Barr argued during a speech on Wednesday that the executive branch has “virtually unchecked discretion” in decided whether to prosecute cases.
“The power to execute and enforce the law is an executive function altogether,” he said. “That means discretion is invested in the executive to determine when to exercise the prosecutorial power.”
Barr asked about charging Seattle Mayor:
Barr also asked the DOJ’s civil rights division to consider criminal charges for Seattle Mayor Jenny Durkan for allowing protesters to erect an “autonomous zone” in the city’s downtown for weeks, which the DOJ denied.
Durkan severely criticized Trump and slammed the administration for sending federal agents into the city, warning that it would exacerbate tensions.
“The attorney general seems personally, deeply offended by the autonomous zone and wants someone to pay for it,” Rosenberg said. “If the people of Seattle are personally offended, they have political recourse.

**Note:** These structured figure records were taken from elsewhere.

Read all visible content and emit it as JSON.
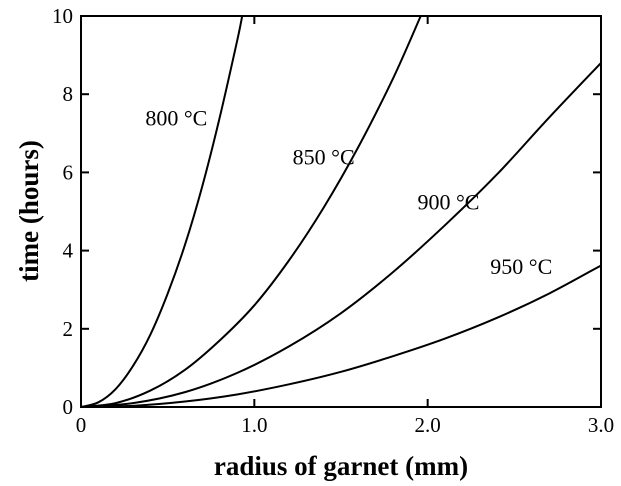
{
  "chart_data": {
    "type": "line",
    "title": "",
    "xlabel": "radius of garnet (mm)",
    "ylabel": "time (hours)",
    "xlim": [
      0,
      3.0
    ],
    "ylim": [
      0,
      10
    ],
    "xticks": [
      {
        "value": 0,
        "label": "0"
      },
      {
        "value": 1.0,
        "label": "1.0"
      },
      {
        "value": 2.0,
        "label": "2.0"
      },
      {
        "value": 3.0,
        "label": "3.0"
      }
    ],
    "yticks": [
      {
        "value": 0,
        "label": "0"
      },
      {
        "value": 2,
        "label": "2"
      },
      {
        "value": 4,
        "label": "4"
      },
      {
        "value": 6,
        "label": "6"
      },
      {
        "value": 8,
        "label": "8"
      },
      {
        "value": 10,
        "label": "10"
      }
    ],
    "grid": false,
    "legend": "none",
    "line_color": "#000000",
    "series": [
      {
        "name": "800 °C",
        "label_at": {
          "x": 0.55,
          "y": 7.2
        },
        "x": [
          0,
          0.1,
          0.2,
          0.3,
          0.4,
          0.5,
          0.6,
          0.7,
          0.8,
          0.9,
          0.93
        ],
        "y": [
          0,
          0.12,
          0.46,
          1.05,
          1.85,
          2.9,
          4.15,
          5.65,
          7.4,
          9.35,
          10.0
        ]
      },
      {
        "name": "850 °C",
        "label_at": {
          "x": 1.4,
          "y": 6.2
        },
        "x": [
          0,
          0.2,
          0.4,
          0.6,
          0.8,
          1.0,
          1.2,
          1.4,
          1.6,
          1.8,
          1.96
        ],
        "y": [
          0,
          0.1,
          0.42,
          0.95,
          1.7,
          2.6,
          3.75,
          5.1,
          6.65,
          8.4,
          10.0
        ]
      },
      {
        "name": "900 °C",
        "label_at": {
          "x": 2.12,
          "y": 5.05
        },
        "x": [
          0,
          0.3,
          0.6,
          0.9,
          1.2,
          1.5,
          1.8,
          2.1,
          2.4,
          2.7,
          3.0
        ],
        "y": [
          0,
          0.1,
          0.38,
          0.87,
          1.55,
          2.4,
          3.45,
          4.65,
          5.95,
          7.4,
          8.8
        ]
      },
      {
        "name": "950 °C",
        "label_at": {
          "x": 2.54,
          "y": 3.4
        },
        "x": [
          0,
          0.3,
          0.6,
          0.9,
          1.2,
          1.5,
          1.8,
          2.1,
          2.4,
          2.7,
          3.0
        ],
        "y": [
          0,
          0.03,
          0.14,
          0.32,
          0.58,
          0.9,
          1.3,
          1.75,
          2.28,
          2.9,
          3.62
        ]
      }
    ]
  }
}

There is no reason to try to stretch a criminal statute to cover the conduct.”
Durkan says Barr’s suggestion “chilling”:
"The Department of Justice cannot become a political weapon operated at the behest of the President to target those who have spoken out against this administration's actions," Durkan, who is a former US attorney herself, said in a statement. "That is an act of tyranny, not of democracy."
"Ultimately, this is not a story about me. It is about how this President and his Attorney General are willing to subvert the law and use the Department of Justice for political purposes," she added. "It is particularly egregious to try to use the civil rights laws to investigate, intimidate, or deter those that are fighting for civil rights in our country."